Nice one Phantom, thanks for sharing. A swell in the change of thinking would be a massive game changer. It will be very interesting to see if this narrative can bubble it's way up over the coming days.. then the talk of high valuations for Avacta will have real substance for me. GLA... watch this space...
A good article on this in the current issue of Science
https://science.sciencemag.org/content/369/6504/608
An extract below giving an idea of the number of tests needed in US
'Antigen tests, which immobilize antibodies on a test strip, promise an even greater speedup. Those antibodies detect viral proteins in saliva or a nasal swab. Such tests cost as little as $1 to $2 each, give a yes/no readout within minutes, much like a pregnancy test, and are already used to detect influenza, HIV, and other viruses. Two companies—Quidel Corporation and Becton, Dickinson and Company (BD)—have received emergency use authorization from the U.S. Food and Drug Administration to sell antigen tests for SARS-CoV-2. Other companies have similar tests in the works.
Because antigen tests don't amplify viral material but simply detect what is present in the sample, they are less accurate than PCR. Some antigen tests correctly detect only one-half to three-quarters of infections. But they could still be a valuable health tool if performed often enough; few infected people would be missed in multiple rounds of tests. And people who receive a positive antigen test could be isolated and retested with a PCR test to confirm the result.

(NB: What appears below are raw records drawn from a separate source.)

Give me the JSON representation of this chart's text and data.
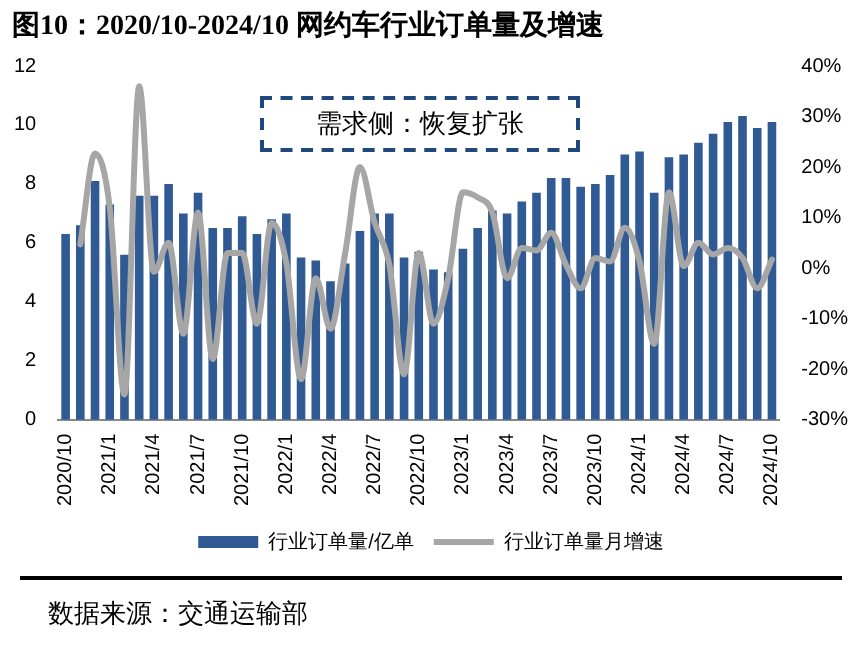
{
  "chart_data": {
    "type": "bar",
    "title": "图10：2020/10-2024/10 网约车行业订单量及增速",
    "categories": [
      "2020/10",
      null,
      null,
      "2021/1",
      null,
      null,
      "2021/4",
      null,
      null,
      "2021/7",
      null,
      null,
      "2021/10",
      null,
      null,
      "2022/1",
      null,
      null,
      "2022/4",
      null,
      null,
      "2022/7",
      null,
      null,
      "2022/10",
      null,
      null,
      "2023/1",
      null,
      null,
      "2023/4",
      null,
      null,
      "2023/7",
      null,
      null,
      "2023/10",
      null,
      null,
      "2024/1",
      null,
      null,
      "2024/4",
      null,
      null,
      "2024/7",
      null,
      null,
      "2024/10"
    ],
    "series": [
      {
        "name": "行业订单量/亿单",
        "color": "#2f5a94",
        "values": [
          6.3,
          6.6,
          8.1,
          7.3,
          5.6,
          7.6,
          7.6,
          8.0,
          7.0,
          7.7,
          6.5,
          6.5,
          6.9,
          6.3,
          6.8,
          7.0,
          5.5,
          5.4,
          4.7,
          5.3,
          6.4,
          7.0,
          7.0,
          5.5,
          5.7,
          5.1,
          5.0,
          5.8,
          6.5,
          7.1,
          7.0,
          7.4,
          7.7,
          8.2,
          8.2,
          7.9,
          8.0,
          8.3,
          9.0,
          9.1,
          7.7,
          8.9,
          9.0,
          9.4,
          9.7,
          10.1,
          10.3,
          9.9,
          10.1
        ]
      },
      {
        "name": "行业订单量月增速",
        "type": "line",
        "axis": "y2",
        "color": "#a6a6a6",
        "values": [
          null,
          4.7,
          22.7,
          12,
          -25,
          36,
          -0.7,
          5,
          -13,
          11,
          -18,
          3,
          3,
          -11,
          9,
          1,
          -22,
          -2,
          -12,
          3,
          20,
          9,
          0.7,
          -21,
          3,
          -11,
          -2,
          15,
          14,
          11,
          -2,
          4,
          3.5,
          7,
          0.7,
          -4,
          2,
          1.3,
          8,
          1.3,
          -15,
          15,
          0.4,
          5,
          2.7,
          4,
          2,
          -4,
          1.7
        ]
      }
    ],
    "ylim": [
      0,
      12
    ],
    "yticks": [
      0,
      2,
      4,
      6,
      8,
      10,
      12
    ],
    "y2lim": [
      -30,
      40
    ],
    "y2ticks": [
      {
        "value": -30,
        "label": "-30%"
      },
      {
        "value": -20,
        "label": "-20%"
      },
      {
        "value": -10,
        "label": "-10%"
      },
      {
        "value": 0,
        "label": "0%"
      },
      {
        "value": 10,
        "label": "10%"
      },
      {
        "value": 20,
        "label": "20%"
      },
      {
        "value": 30,
        "label": "30%"
      },
      {
        "value": 40,
        "label": "40%"
      }
    ],
    "grid": false,
    "legend": "bottom",
    "marker": "none",
    "line_style": "solid",
    "annotations": [
      "需求侧：恢复扩张",
      "数据来源：交通运输部"
    ]
  }
}
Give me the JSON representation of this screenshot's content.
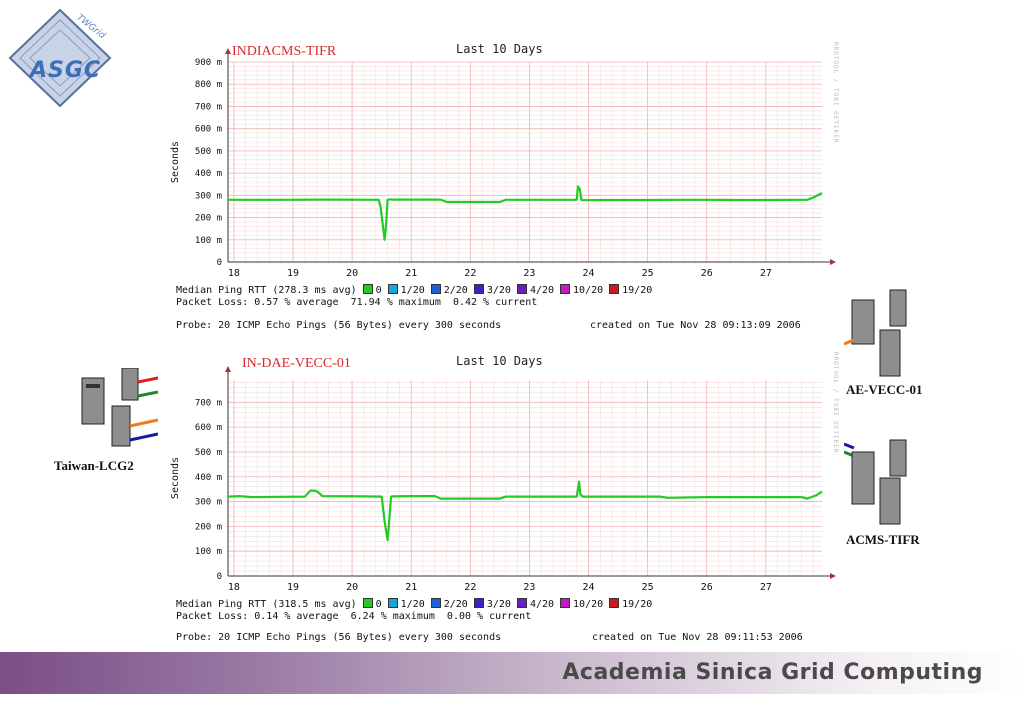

Among the hurdles facing widespread, repeat screening is the scarcity of such tests. Quidel and BD together manufacture about 3 million antigen tests per week. But a national screening strategy would likely require 25 million fast tests or more, says Jonathan Quick, who heads pandemic response for the Rockefeller Foundation. On 16 July, the foundation released a national COVID-19 testing plan calling on the federal government to spend $75 billion on providing 30 million screening and diagnostic tests per week.
Quick says companies are reluctant to ramp up production dramatically if they are unsure of the market for the products. One solution, he adds, could be a promise by the federal government to buy tens of millions of tests, much as it has done with vaccine doses. In one such effort, the governors of six U.S. states announced this week they are banding together to ask Quidel and BD for a total of 3 million tests.'
5 minute summary of of the video from Dr Mina Phd
Good post Matt, interesting video, let's hope the narrative with the powers that be shifts towards the rapid tests approach.. been topping up since April where I was lucky enough to buy at 53p .. GLA will be holding...
https://www.rapidtests.org/
Preaching to the converted here, but if you are new to Avacta, this website will help you understand why rapid daily cheap tests are key to controlling the spread of the virus. After the last week with competitor issues, our product is in pole position to be THE TEST to solve this global pandemic.